Torniamo alle parole del Papa all’appuntamento mongolo. Il Pontefice ha espresso la sua ammirazione soprattutto per: “La capacità dell’Impero nei secoli di abbracciare terre lontane e tanto diverse, mettendo in risalto la…capacità di riconoscere le eccellenze dei popoli che componevano l’immenso territorio imperiale e di porle al servizio dello sviluppo comune, un esempio da valorizzare e da riproporre ai nostri giorni. Voglia il Cielo che sulla Terra devastata da troppi conflitti si ricreino anche oggi, nel rispetto delle leggi internazionali, le condizioni di quella che un tempo fu la Pax Mongolica, cioè l’assenza di conflitti”.

Ora, non è che nei fatti non ci fossero “conflitti” nel regno mongolo. Ce n’erano eccome, e pure tanti: sanguinosi e quasi continui, soprattutto nei pressi dei confini interni ed esterni dell’Impero. Tuttavia, l’intervento del Papa sembrava puntare a un aspetto diverso della particolare Pax citata, quello invece che riguarda il rigidissimo controllo sociale: la stessa pace descritta anche da un cronista del Seicento, secondo cui  “una vergine con un piatto d’oro poteva girare indisturbata da un angolo all’altro dell’Impero”. Era una Pax che si poteva ottenere solo attraverso una repressione brutale—ma funzionava, ed era anche un modello ‘da esportazione’, la forma più classica del dispotismo orientale…e forse anche il tipo di pace più desiderato dalla gente semplice.

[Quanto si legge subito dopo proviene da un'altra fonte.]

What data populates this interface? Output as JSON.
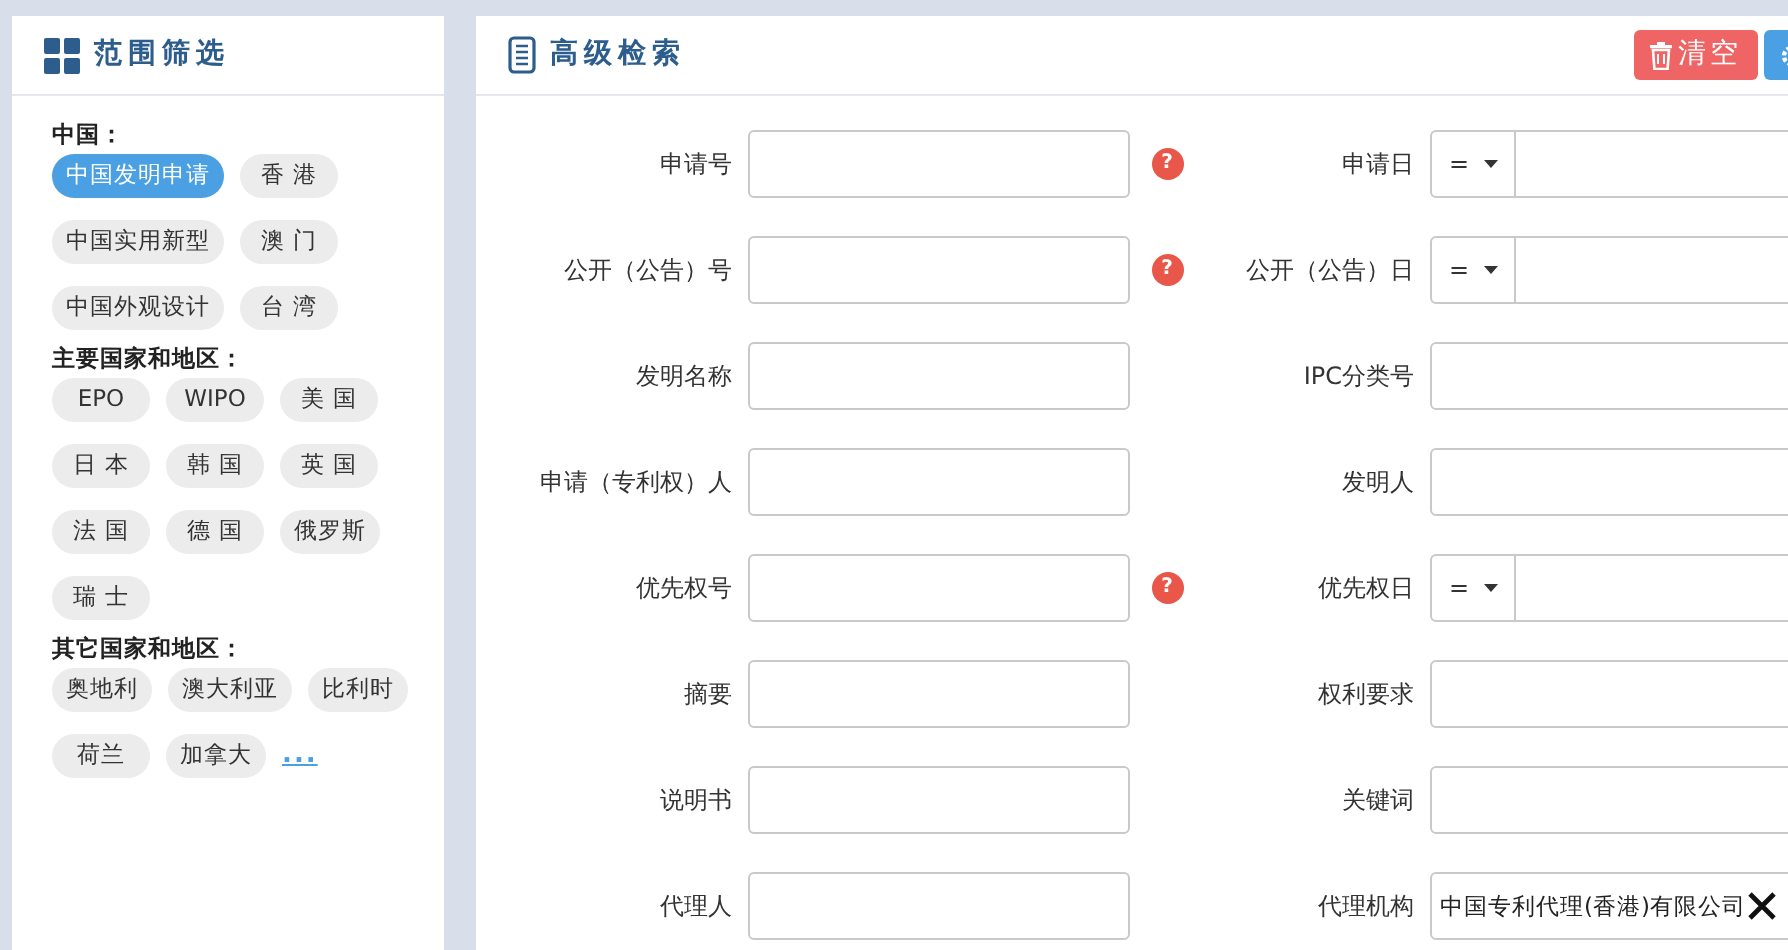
{
  "sidebar": {
    "title": "范围筛选",
    "groups": [
      {
        "title": "中国：",
        "chips": [
          {
            "label": "中国发明申请",
            "selected": true
          },
          {
            "label": "香 港",
            "selected": false
          },
          {
            "label": "中国实用新型",
            "selected": false
          },
          {
            "label": "澳 门",
            "selected": false
          },
          {
            "label": "中国外观设计",
            "selected": false
          },
          {
            "label": "台 湾",
            "selected": false
          }
        ]
      },
      {
        "title": "主要国家和地区：",
        "chips": [
          {
            "label": "EPO",
            "selected": false
          },
          {
            "label": "WIPO",
            "selected": false
          },
          {
            "label": "美 国",
            "selected": false
          },
          {
            "label": "日 本",
            "selected": false
          },
          {
            "label": "韩 国",
            "selected": false
          },
          {
            "label": "英 国",
            "selected": false
          },
          {
            "label": "法 国",
            "selected": false
          },
          {
            "label": "德 国",
            "selected": false
          },
          {
            "label": "俄罗斯",
            "selected": false
          },
          {
            "label": "瑞 士",
            "selected": false
          }
        ]
      },
      {
        "title": "其它国家和地区：",
        "chips": [
          {
            "label": "奥地利",
            "selected": false
          },
          {
            "label": "澳大利亚",
            "selected": false
          },
          {
            "label": "比利时",
            "selected": false
          },
          {
            "label": "荷兰",
            "selected": false
          },
          {
            "label": "加拿大",
            "selected": false
          }
        ],
        "more": "..."
      }
    ]
  },
  "main": {
    "title": "高级检索",
    "buttons": [
      {
        "kind": "danger",
        "label": "清空"
      },
      {
        "kind": "primary"
      }
    ],
    "rows": [
      {
        "left": {
          "label": "申请号",
          "help": "?"
        },
        "right": {
          "label": "申请日",
          "operator": "="
        }
      },
      {
        "left": {
          "label": "公开（公告）号",
          "help": "?"
        },
        "right": {
          "label": "公开（公告）日",
          "operator": "="
        }
      },
      {
        "left": {
          "label": "发明名称"
        },
        "right": {
          "label": "IPC分类号"
        }
      },
      {
        "left": {
          "label": "申请（专利权）人"
        },
        "right": {
          "label": "发明人"
        }
      },
      {
        "left": {
          "label": "优先权号",
          "help": "?"
        },
        "right": {
          "label": "优先权日",
          "operator": "="
        }
      },
      {
        "left": {
          "label": "摘要"
        },
        "right": {
          "label": "权利要求"
        }
      },
      {
        "left": {
          "label": "说明书"
        },
        "right": {
          "label": "关键词"
        }
      },
      {
        "left": {
          "label": "代理人"
        },
        "right": {
          "label": "代理机构",
          "value": "中国专利代理(香港)有限公司",
          "clearable": true
        }
      }
    ]
  }
}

Il Khanato dell‘Orda d’Oro invase e poi dominò la Russia per quasi 250 anni, tra il 1240 e il 1481. È un periodo di cui il Paese oggi non va orgoglioso—i russi vogliono sentirsi superiori agli ‘asiatici’—e i libri scolastici tendono a minimizzare l’accaduto, descrivendolo in termini che richiamano più che altro una sorta di’raid’, un episodio temporaneo e ininfluente, che però durò due secoli e mezzo… Molti storici occidentali ipotizzano che la marcata tendenza della Russia ad abbracciare le soluzioni politiche autoritarie possa essere in effetti una sorta di eredità culturale dei Mongoli. È forse questa la somiglianza che accomuna i due discorsi del Papa?